Excerpts from Jim Conrad's
Naturalist Newsletter

Dirty-blue Satyr, CEPHEUPTYCHIA GLAUCINA

from the September 26, 2010 Newsletter issued from Hacienda Chichen Resort beside Chichén Itzá Ruins, central Yucatán, MÉXICO; limestone bedrock, elevation ~39m (~128ft), ~N18.52°, ~W95.15°
DIRTY-BLUE SATYR

Since people with enough working vocabulary to talk about "satyrs" in the first place normally use the word to describe degenerate, lecherous men with strong sexual appetites, the name "Dirty-blue Satyr" evokes some stirring connotations. However, the being we are talking about here is clearly nothing like that, shown above.

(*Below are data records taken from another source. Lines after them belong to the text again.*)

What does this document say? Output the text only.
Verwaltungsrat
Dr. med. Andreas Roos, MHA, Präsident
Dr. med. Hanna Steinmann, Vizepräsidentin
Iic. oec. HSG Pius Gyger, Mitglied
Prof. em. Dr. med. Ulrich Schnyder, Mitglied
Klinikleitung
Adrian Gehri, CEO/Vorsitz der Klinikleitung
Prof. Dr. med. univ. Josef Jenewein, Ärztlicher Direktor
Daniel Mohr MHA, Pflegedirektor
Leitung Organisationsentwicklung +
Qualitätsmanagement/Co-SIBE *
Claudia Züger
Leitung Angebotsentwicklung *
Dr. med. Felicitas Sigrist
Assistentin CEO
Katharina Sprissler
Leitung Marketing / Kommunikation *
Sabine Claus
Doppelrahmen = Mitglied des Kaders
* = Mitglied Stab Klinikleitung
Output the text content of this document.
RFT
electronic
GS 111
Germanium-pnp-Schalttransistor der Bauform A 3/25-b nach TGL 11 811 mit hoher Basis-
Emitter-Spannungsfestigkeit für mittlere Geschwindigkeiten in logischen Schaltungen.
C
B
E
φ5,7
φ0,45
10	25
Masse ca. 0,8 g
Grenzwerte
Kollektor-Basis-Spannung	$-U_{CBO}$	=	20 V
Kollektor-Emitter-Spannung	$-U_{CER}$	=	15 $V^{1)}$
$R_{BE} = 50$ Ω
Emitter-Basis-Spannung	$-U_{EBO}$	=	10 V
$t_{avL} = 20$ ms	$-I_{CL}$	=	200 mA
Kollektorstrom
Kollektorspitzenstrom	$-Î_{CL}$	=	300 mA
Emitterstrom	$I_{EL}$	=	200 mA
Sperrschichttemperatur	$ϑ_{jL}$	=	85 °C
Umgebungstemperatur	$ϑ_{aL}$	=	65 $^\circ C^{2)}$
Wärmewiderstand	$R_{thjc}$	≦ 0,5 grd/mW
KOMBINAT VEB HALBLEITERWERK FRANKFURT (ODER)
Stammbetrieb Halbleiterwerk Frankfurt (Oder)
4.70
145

According to good ol' Bea in Ontario, our "Dirty-blue" is CEPHEUPTYCHIA GLAUCINA. In Mexico about 87 satyr species occur. Satyr butterflies are members of the Subfamily Satyrinae of the huge Brushfoot Family, the Nymphalidae. Among the satyrs there's a group of bluish species with eyelike spots on their wings called "blue ringlets," and the Dirty-blue Satyr is one of those.

This must be a pretty good species to have found, for I can't find anything about the Dirty-blue Satyr's life history on the Internet.

Therefore, as soon as the search engines catalog this page, at least we'll have announced to the world of science that Cepheuptychia glaucina flits about here in the central Yucatan in September.